Çetin Ünsalan Yazdı: ‘Yeni bir söz söylemek lazım…’
29 Şubat 2024Dış ticaret rakamlarımız açıklandı. Açıkçası sizi rakamların arasında boğmak istemiyorum. Çünkü manzaranın kötüleştiği, sahada konuşulanın istatistiklere de yansıdığı çok açık gözüküyor.
Her ne kadar mesele dış ticaret açığı azalıyor şeklinde sunulsa ve düz mantıkta hoş bir durum olsa da, bunun üretimdeki yapısal değişimden çok, dış ticaret hacmindeki daralmadan kaynaklanıyor olmasını görmek üzücü.
Elbette tersini yapmaya devam edebiliriz. Yani sadece ihracat rakamlarımızla övünmeye, rekor kırdığımızı söylemeye devam edenler çıkacaktır. Hatta ithalattaki gerileme daha yüksek olduğundan buradan da bir başarı (!) hikâyesi yazılmaya kalkılacaktır.
Fakat şu bir gerçek ki, zaten aleyhimize seyreden dış ticaretimiz daralmaya, üreticiyi de sıkıştırmaya devam ediyor. Zira bu daralma aynı zamanda fiyattan vadelere kadar ihracatçıyı yurtdışında da zorlayan faktörler haline dönüşüyor.
Keşke tek derdimiz bu olsa… Daha çok mal satarak işin içinden çıkabileceğimizi düşünmemiz yeterince sıkıntılı bir durum. Çünkü daha çok ürün satarak değil, belki daha az ürünü daha yüksek bedellere satarak bu açığı tersine çevirme şansımız var.
Burada kendimizi avutacağımız tek unsur, cari açık finansmanıyla ilgili bir nebze gerileme ihtimali ki, onun da paranın kıt olduğu dönemde çok büyük bir önemi yok. Türkiye’nin ısrarla yapması gereken üretim yapısının içindeki ithalatı azaltmak ve bunun için de ithal edilen ürünlerde Türkiye’de üretilebileceklere destek vermek olacaktır.

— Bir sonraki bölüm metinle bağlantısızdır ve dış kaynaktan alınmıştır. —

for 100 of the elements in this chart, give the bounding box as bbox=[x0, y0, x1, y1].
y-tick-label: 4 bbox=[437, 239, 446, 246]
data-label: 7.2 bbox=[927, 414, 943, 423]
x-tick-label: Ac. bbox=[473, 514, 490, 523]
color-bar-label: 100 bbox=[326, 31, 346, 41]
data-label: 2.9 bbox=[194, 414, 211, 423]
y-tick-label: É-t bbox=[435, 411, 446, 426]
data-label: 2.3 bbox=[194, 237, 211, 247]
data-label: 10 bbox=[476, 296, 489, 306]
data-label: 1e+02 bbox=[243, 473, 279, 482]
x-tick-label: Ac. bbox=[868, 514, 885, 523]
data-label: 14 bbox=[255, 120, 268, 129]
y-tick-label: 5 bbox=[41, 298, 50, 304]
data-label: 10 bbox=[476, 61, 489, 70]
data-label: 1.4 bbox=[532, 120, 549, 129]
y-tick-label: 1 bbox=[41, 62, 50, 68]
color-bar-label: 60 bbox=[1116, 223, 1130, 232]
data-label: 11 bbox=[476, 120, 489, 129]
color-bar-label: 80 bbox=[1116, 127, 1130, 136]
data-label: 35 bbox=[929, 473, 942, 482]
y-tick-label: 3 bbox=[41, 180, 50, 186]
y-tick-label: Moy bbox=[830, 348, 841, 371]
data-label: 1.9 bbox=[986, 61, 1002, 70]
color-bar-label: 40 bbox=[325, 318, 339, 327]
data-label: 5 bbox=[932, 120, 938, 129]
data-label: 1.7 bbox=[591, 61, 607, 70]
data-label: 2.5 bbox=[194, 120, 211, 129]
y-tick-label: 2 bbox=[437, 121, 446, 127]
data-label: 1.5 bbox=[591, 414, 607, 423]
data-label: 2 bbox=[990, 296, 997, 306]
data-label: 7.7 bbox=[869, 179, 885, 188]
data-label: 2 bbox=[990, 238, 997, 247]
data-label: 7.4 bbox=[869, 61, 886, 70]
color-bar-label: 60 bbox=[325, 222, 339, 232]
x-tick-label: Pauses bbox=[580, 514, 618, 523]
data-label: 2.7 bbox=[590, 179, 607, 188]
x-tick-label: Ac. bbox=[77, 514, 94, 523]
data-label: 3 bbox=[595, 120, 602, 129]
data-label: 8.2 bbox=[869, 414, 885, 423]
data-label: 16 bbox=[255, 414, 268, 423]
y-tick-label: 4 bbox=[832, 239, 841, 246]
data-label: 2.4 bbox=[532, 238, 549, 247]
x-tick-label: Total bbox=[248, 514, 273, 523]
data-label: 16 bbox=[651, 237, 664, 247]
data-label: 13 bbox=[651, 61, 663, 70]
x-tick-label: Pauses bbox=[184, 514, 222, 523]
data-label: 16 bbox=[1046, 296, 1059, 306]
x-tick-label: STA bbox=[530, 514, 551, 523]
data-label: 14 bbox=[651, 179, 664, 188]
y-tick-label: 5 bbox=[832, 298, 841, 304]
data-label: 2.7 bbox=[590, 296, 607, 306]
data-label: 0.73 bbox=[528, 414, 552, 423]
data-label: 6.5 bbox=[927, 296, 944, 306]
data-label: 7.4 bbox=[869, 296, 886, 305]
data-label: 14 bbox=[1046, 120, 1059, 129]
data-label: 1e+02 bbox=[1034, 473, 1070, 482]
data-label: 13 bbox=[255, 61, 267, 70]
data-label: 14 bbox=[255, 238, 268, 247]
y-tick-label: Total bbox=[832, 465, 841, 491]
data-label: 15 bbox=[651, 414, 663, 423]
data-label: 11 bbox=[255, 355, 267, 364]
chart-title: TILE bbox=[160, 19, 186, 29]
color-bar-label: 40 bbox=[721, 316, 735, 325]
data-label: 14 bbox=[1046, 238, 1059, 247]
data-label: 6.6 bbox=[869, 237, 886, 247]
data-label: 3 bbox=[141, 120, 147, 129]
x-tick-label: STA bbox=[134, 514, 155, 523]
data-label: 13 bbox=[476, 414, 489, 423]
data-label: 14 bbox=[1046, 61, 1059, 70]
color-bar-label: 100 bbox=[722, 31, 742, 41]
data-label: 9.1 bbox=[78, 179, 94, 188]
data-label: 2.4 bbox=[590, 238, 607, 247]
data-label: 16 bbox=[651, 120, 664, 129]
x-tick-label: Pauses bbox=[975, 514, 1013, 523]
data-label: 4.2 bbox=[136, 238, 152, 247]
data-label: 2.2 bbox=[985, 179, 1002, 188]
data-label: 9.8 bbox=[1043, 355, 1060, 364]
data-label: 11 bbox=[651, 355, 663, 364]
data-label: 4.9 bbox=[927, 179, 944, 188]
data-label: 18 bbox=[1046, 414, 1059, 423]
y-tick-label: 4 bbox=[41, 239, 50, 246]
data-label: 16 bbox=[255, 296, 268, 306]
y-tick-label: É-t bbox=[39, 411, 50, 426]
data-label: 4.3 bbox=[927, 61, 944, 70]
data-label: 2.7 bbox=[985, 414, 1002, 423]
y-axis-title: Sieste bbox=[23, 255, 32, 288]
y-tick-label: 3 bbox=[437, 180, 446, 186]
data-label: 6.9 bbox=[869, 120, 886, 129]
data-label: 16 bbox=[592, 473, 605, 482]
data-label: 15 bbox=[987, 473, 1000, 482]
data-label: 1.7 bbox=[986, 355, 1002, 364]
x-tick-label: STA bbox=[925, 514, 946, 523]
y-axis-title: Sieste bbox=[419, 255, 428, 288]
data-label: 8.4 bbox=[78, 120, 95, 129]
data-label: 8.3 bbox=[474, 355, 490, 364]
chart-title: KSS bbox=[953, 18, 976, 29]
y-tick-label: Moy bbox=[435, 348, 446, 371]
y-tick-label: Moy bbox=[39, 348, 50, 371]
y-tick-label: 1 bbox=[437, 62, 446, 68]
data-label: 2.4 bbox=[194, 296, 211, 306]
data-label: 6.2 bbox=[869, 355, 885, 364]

Lakin sorunumuzu bu da tek başına çözmüyor. Hep altını çiziyorum ve ısrarla duyulana kadar da söylemeye devam edeceğim. Burada doğru soru şu: Dünyanın bizden aldıkları içinde vazgeçilmeyen bir ürün var mı?
Ne yazık ki bu sorunun yanıtı hayır ve hiç değişmiyor. Cılız, bir takım başarı hikâyelerinin ardına sığınarak, bu problemi ortadan kaldırmak mümkün değildir. TÜİK tarafından açıklanan dış ticaret bülteninin içindeki en çarpıcı yer neresi biliyor musunuz?
“..Teknoloji yoğunluğuna göre dış ticaret verileri, ISIC Rev.4 sınıflaması içinde yer alan imalat sanayi ürünlerini kapsamaktadır. Ocak ayında ISIC Rev.4’e göre imalat sanayi ürünlerinin toplam ihracattaki payı yüzde 93,0’dır. Yüksek teknoloji ürünlerinin imalat sanayi ürünleri ihracatı içindeki payı yüzde 3,5’dir.
Ocak ayında imalat sanayi ürünlerinin toplam ithalattaki payı yüzde 75,3’tür. Yüksek teknoloji ürünlerinin imalat sanayi ürünleri ithalatı içindeki payı yüzde 11,7’dir…”
Bu kara tabloyu tersine çevirmek için önce bilime, sonra insan kaynağına, ardından fikir özgürlüğüne sahip olan bir ekosistem yaratmak durumundayız. Aksi takdirde sadece kendi çapımızda mücadele veren bir ülke olmaktan kurtulmamız mümkün değil.
Sorunu yaratıp, sonra da sorunu sadece kendisinin çözeceğini söyleyenlere duyurulur. Üstelik Einstein’in “sorunlar neden olanlar tarafından çözülemez” saptaması ortadayken.